The agreement, which is set to generate approximately SEK 30 million (US$3 million) in 2020, will include process, analytical, and formulation development; process scale-up; and manufacturing of toxicology and clinical-grade material in 200-L and 1000-L scale of the drug for Cancer Research UK, according to the release.
The drug will be produced at BioInvent’s manufacturing facility, which is based on disposable technology and can produce batches in sizes from 40 L to 1000 L.
“We are very pleased to have concluded an agreement to provide this service to Cancer Research UK and are looking forward to producing Hummingbird’s drug candidate for clinical trials. The fact that BioInvent has its own production facility gives us added flexibility, meaning we can develop our proprietary immuno-oncology programs more efficiently, and also generate revenue from our services to help fund our pipeline,” says Martin Welschof, CEO of BioInvent, in the press release.
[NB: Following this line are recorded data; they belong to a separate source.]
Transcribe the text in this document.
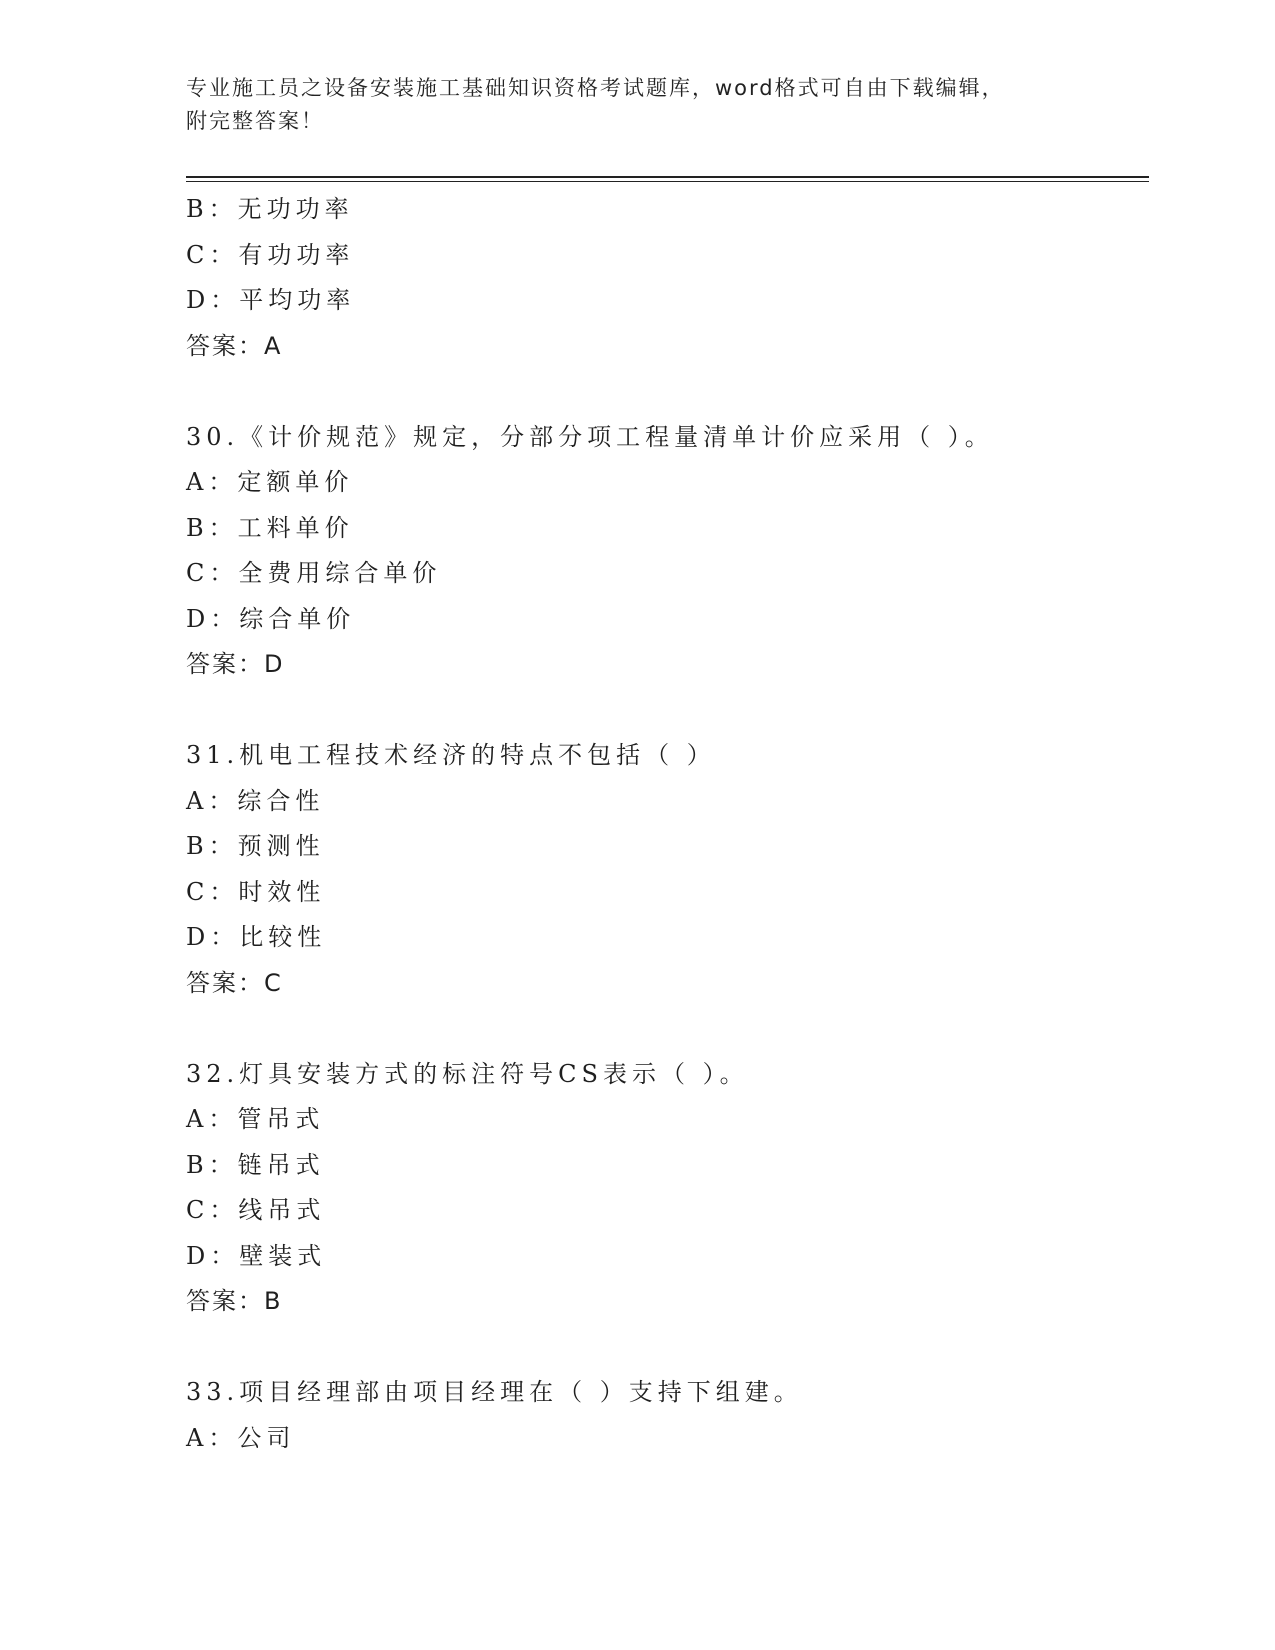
专业施工员之设备安装施工基础知识资格考试题库，word格式可自由下载编辑，
附完整答案！
B：无功功率
C：有功功率
D：平均功率
答案：A
30.《计价规范》规定，分部分项工程量清单计价应采用（ ）。
A：定额单价
B：工料单价
C：全费用综合单价
D：综合单价
答案：D
31.机电工程技术经济的特点不包括（ ）
A：综合性
B：预测性
C：时效性
D：比较性
答案：C
32.灯具安装方式的标注符号CS表示（ ）。
A：管吊式
B：链吊式
C：线吊式
D：壁装式
答案：B
33.项目经理部由项目经理在（ ）支持下组建。
A：公司
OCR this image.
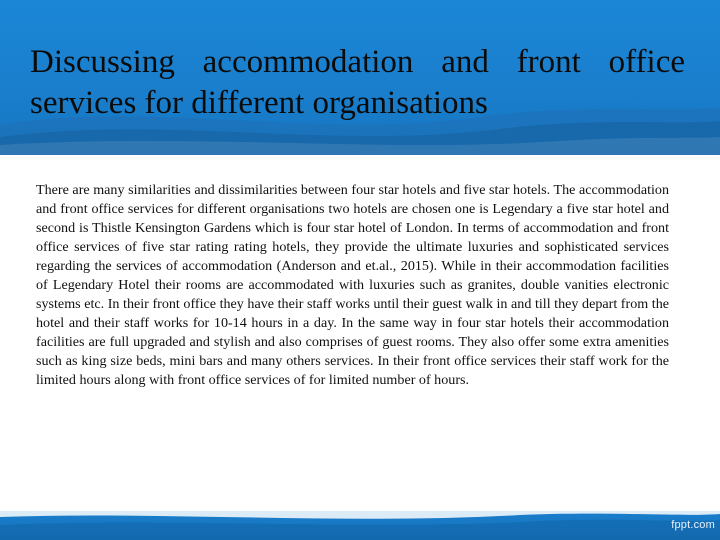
Discussing accommodation and front office services for different organisations

There are many similarities and dissimilarities between four star hotels and five star hotels. The accommodation and front office services for different organisations two hotels are chosen one is Legendary a five star hotel and second is Thistle Kensington Gardens which is four star hotel of London. In terms of accommodation and front office services of five star rating rating hotels, they provide the ultimate luxuries and sophisticated services regarding the services of accommodation (Anderson and et.al., 2015). While in their accommodation facilities of Legendary Hotel their rooms are accommodated with luxuries such as granites, double vanities electronic systems etc. In their front office they have their staff works until their guest walk in and till they depart from the hotel and their staff works for 10-14 hours in a day. In the same way in four star hotels their accommodation facilities are full upgraded and stylish and also comprises of guest rooms. They also offer some extra amenities such as king size beds, mini bars and many others services. In their front office services their staff work for the limited hours along with front office services of for limited number of hours.

fppt.com
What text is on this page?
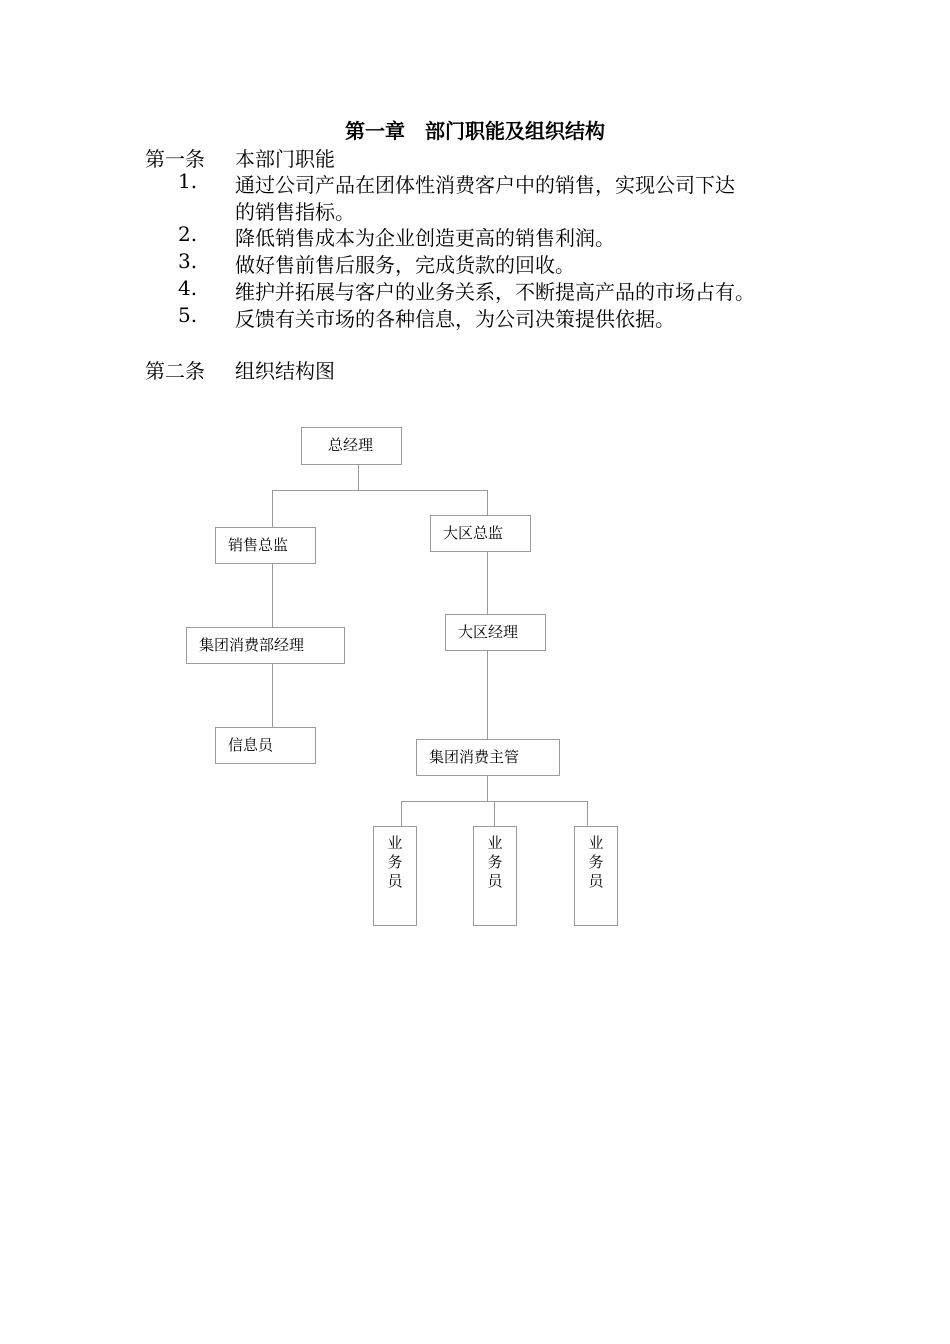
第一章　部门职能及组织结构
第一条 本部门职能
1. 通过公司产品在团体性消费客户中的销售，实现公司下达
的销售指标。
2. 降低销售成本为企业创造更高的销售利润。
3. 做好售前售后服务，完成货款的回收。
4. 维护并拓展与客户的业务关系，不断提高产品的市场占有。
5. 反馈有关市场的各种信息，为公司决策提供依据。
第二条 组织结构图
总经理
销售总监
大区总监
集团消费部经理
大区经理
信息员
集团消费主管
业
务
员
业
务
员
业
务
员
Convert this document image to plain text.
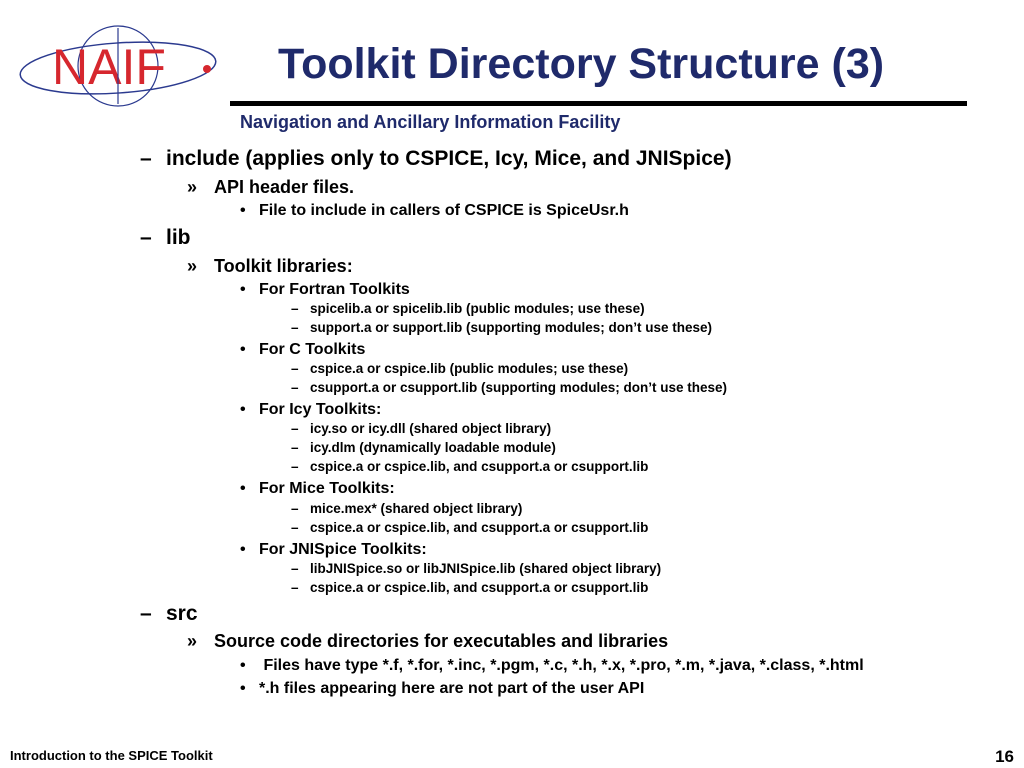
NAIF	Toolkit Directory Structure (3)
Navigation and Ancillary Information Facility
– include (applies only to CSPICE, Icy, Mice, and JNISpice)
» API header files.
• File to include in callers of CSPICE is SpiceUsr.h
– lib
» Toolkit libraries:
• For Fortran Toolkits
– spicelib.a or spicelib.lib (public modules; use these)
– support.a or support.lib (supporting modules; don’t use these)
• For C Toolkits
– cspice.a or cspice.lib (public modules; use these)
– csupport.a or csupport.lib (supporting modules; don’t use these)
• For Icy Toolkits:
– icy.so or icy.dll (shared object library)
– icy.dlm (dynamically loadable module)
– cspice.a or cspice.lib, and csupport.a or csupport.lib
• For Mice Toolkits:
– mice.mex* (shared object library)
– cspice.a or cspice.lib, and csupport.a or csupport.lib
• For JNISpice Toolkits:
– libJNISpice.so or libJNISpice.lib (shared object library)
– cspice.a or cspice.lib, and csupport.a or csupport.lib
– src
» Source code directories for executables and libraries
• Files have type *.f, *.for, *.inc, *.pgm, *.c, *.h, *.x, *.pro, *.m, *.java, *.class, *.html
• *.h files appearing here are not part of the user API
Introduction to the SPICE Toolkit	16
HMBD-001 is the only anti-HER3 antibody that attaches to the most critical region involved in activation, turning off this signal completely, according to the release. If successful in clinical trials, the drug could be used for the treatment of several cancers and be effective against drug resistant cancers.
“We are delighted to be partnering with BioInvent who will produce Hummingbird Bioscience’s anti-HER3 antibody, ready to be tested in clinical trials,” said Dr. Nigel Blackburn, Cancer Research UK’s director of drug development, in the press release. “Our clinical development partnerships fast track promising new treatments like this through one of the most difficult stages of drug development, benefitting people with cancer much sooner.”